Responsive diagrams and photos
April 6, 2015
Responsive design is critical for a high-quality, well-designed site. Many layouts are fairly straightforward; there are decisions to be made, to be sure, but you can accomplish a lot by stacking things up in one long column, especially on informational sites.
But if you have complex images, such as diagrams, or even if you have photos, it’s a lot less clear what to do. Simply shrinking what you have down to a mobile device width might make it unintelligible.
What are some solutions to this problem?
Pan and zoom widget
You could write some Javascript that allows users to mobile devices to pan and zoom your content. The major advantage is that once the code is written, you don’t have to make any other changes. The implementation is perfectly uniform across your site, and easy to test. It’s also probably the appropriate solution for e.g. online stores, where visitors want to inspect your images in detail.
But I’m not sure users use these widgets.
Why? Users don’t even read on the web. And given that visitors are barely paying attention to your text, why would they take the time to notice, learn, and then use, a widget on your site? Especially since images are often meant to enhance the text, rather than containing the main message of it.
Compounding the problem is that there’s no standard widget for image pan and zoom (unlike say a dropdown or radio button). So a user will be learning from scratch on every single site they visit.
Different images for different screen sizes
This solution is the most respectful of varying screen sizes. For all the diagrams on your site, you provide a much simpler version that hits the important parts, and for all photos, you do some intelligent cropping so that the most relevant parts of the image (for what you’re illustrating) are always visible.

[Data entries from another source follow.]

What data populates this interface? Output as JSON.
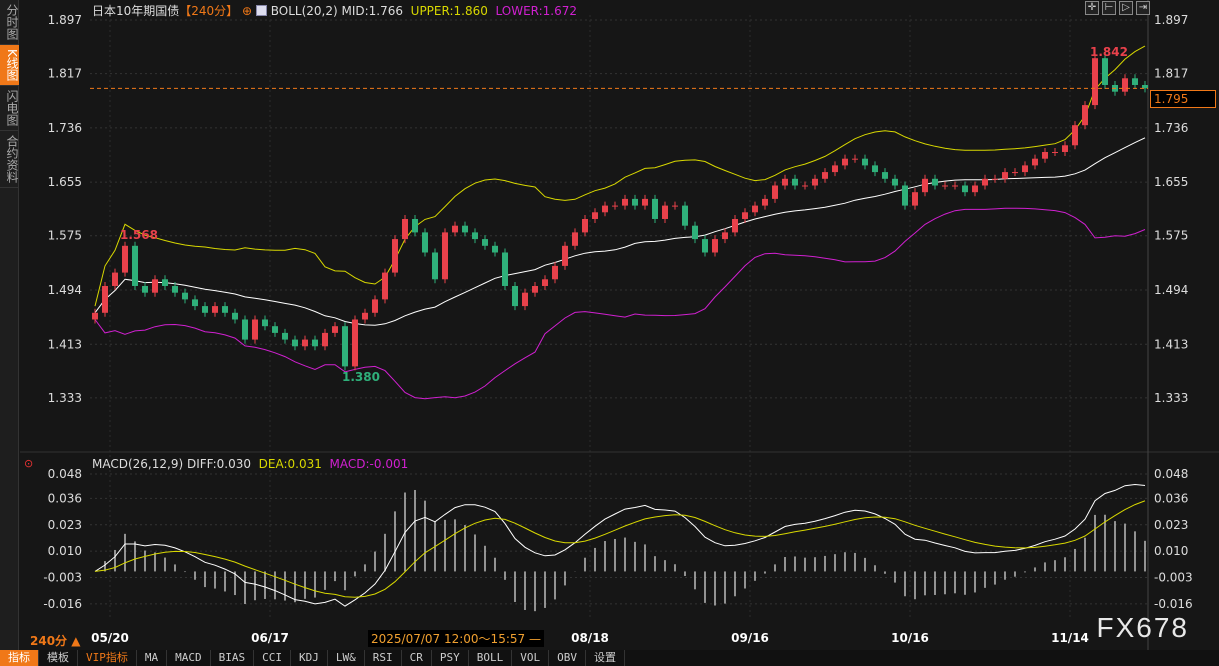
{
  "side_tabs": [
    {
      "label": "分时图",
      "active": false
    },
    {
      "label": "K线图",
      "active": true
    },
    {
      "label": "闪电图",
      "active": false
    },
    {
      "label": "合约资料",
      "active": false
    }
  ],
  "header": {
    "instrument": "日本10年期国债",
    "period": "【240分】",
    "boll": "BOLL(20,2)",
    "mid": "MID:1.766",
    "upper": "UPPER:1.860",
    "lower": "LOWER:1.672"
  },
  "macd_header": {
    "name": "MACD(26,12,9)",
    "diff": "DIFF:0.030",
    "dea": "DEA:0.031",
    "macd": "MACD:-0.001"
  },
  "period_selector": "240分 ▲",
  "crosshair_time": "2025/07/07 12:00～15:57 —",
  "current_price": "1.795",
  "labels": {
    "high": "1.842",
    "low": "1.380",
    "local_high": "1.568"
  },
  "tools": [
    "crosshair-icon",
    "zoom-in-icon",
    "play-icon",
    "move-right-icon"
  ],
  "toolbar": [
    "指标",
    "模板",
    "VIP指标",
    "MA",
    "MACD",
    "BIAS",
    "CCI",
    "KDJ",
    "LW&",
    "RSI",
    "CR",
    "PSY",
    "BOLL",
    "VOL",
    "OBV",
    "设置"
  ],
  "watermark": "FX678",
  "colors": {
    "up": "#e8414b",
    "down": "#2fb07a",
    "mid": "#ffffff",
    "upper": "#d8d800",
    "lower": "#d020d0",
    "accent": "#f07818"
  },
  "chart_data": [
    {
      "type": "candlestick",
      "title": "日本10年期国债",
      "price_ticks": [
        "1.897",
        "1.817",
        "1.736",
        "1.655",
        "1.575",
        "1.494",
        "1.413",
        "1.333"
      ],
      "ylim": [
        1.29,
        1.92
      ],
      "x_ticks": [
        "05/20",
        "06/17",
        "08/18",
        "09/16",
        "10/16",
        "11/14"
      ],
      "close": [
        1.46,
        1.5,
        1.52,
        1.56,
        1.5,
        1.49,
        1.51,
        1.5,
        1.49,
        1.48,
        1.47,
        1.46,
        1.47,
        1.46,
        1.45,
        1.42,
        1.45,
        1.44,
        1.43,
        1.42,
        1.41,
        1.42,
        1.41,
        1.43,
        1.44,
        1.38,
        1.45,
        1.46,
        1.48,
        1.52,
        1.57,
        1.6,
        1.58,
        1.55,
        1.51,
        1.58,
        1.59,
        1.58,
        1.57,
        1.56,
        1.55,
        1.5,
        1.47,
        1.49,
        1.5,
        1.51,
        1.53,
        1.56,
        1.58,
        1.6,
        1.61,
        1.62,
        1.62,
        1.63,
        1.62,
        1.63,
        1.6,
        1.62,
        1.62,
        1.59,
        1.57,
        1.55,
        1.57,
        1.58,
        1.6,
        1.61,
        1.62,
        1.63,
        1.65,
        1.66,
        1.65,
        1.65,
        1.66,
        1.67,
        1.68,
        1.69,
        1.69,
        1.68,
        1.67,
        1.66,
        1.65,
        1.62,
        1.64,
        1.66,
        1.65,
        1.65,
        1.65,
        1.64,
        1.65,
        1.66,
        1.66,
        1.67,
        1.67,
        1.68,
        1.69,
        1.7,
        1.7,
        1.71,
        1.74,
        1.77,
        1.84,
        1.8,
        1.79,
        1.81,
        1.8,
        1.795
      ]
    },
    {
      "type": "macd",
      "ticks": [
        "0.048",
        "0.036",
        "0.023",
        "0.010",
        "-0.003",
        "-0.016"
      ],
      "ylim": [
        -0.02,
        0.05
      ]
    }
  ]
}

In some cases, this approach will dramatically increase the amount of time it takes to produce image assets. For photos, this might not be such a big deal.
For diagrams, though, you essentially have to produce two assets (the simple and the complex), whereas before you would only have had to produce one. The puts an additional burden on your graphic design team, as well as on all the people requesting the images. “What are the most salient points of this diagram, so we can convert those into a simplifed version of what we already have?” Not to mention that in some cases this might not be possible.
Technical implementation is also not straightforward. David Walsh does a fantastic job of going through all the options here. There are many to choose from. I’m not covering responsive data tables in this article, but some of the approaches there are also helpful; CSS-tricks has a great roundup of those.
Changing your approach to images
One question to consider is whether the image actually adds anything. If it doesn’t, conisider hiding it for small screen sizes (though ideally you probably should omit images altogether, if they don’t add anything). As Jakob Nielsen points out,
Users pay close attention to photos and other images that contain relevant information but ignore fluffy pictures used to “jazz up” Web pages.
So, simply reducing the amount of imagery on your site might be one approach, which makes producing targeted assets more practical.
Another idea might be to make your diagrams more vertically-oriented for all cases. This isn’t as nice for laptop and desktop displays, but looks much better on mobile.
If the images are truly valuable and also truly massive, you could also implement one of the simple approaches above, but offer to email the asset to the visitor or get it to them on some other channel that’s convenient for full-screen viewing. This could be a helpful way of collecting email addresses, too.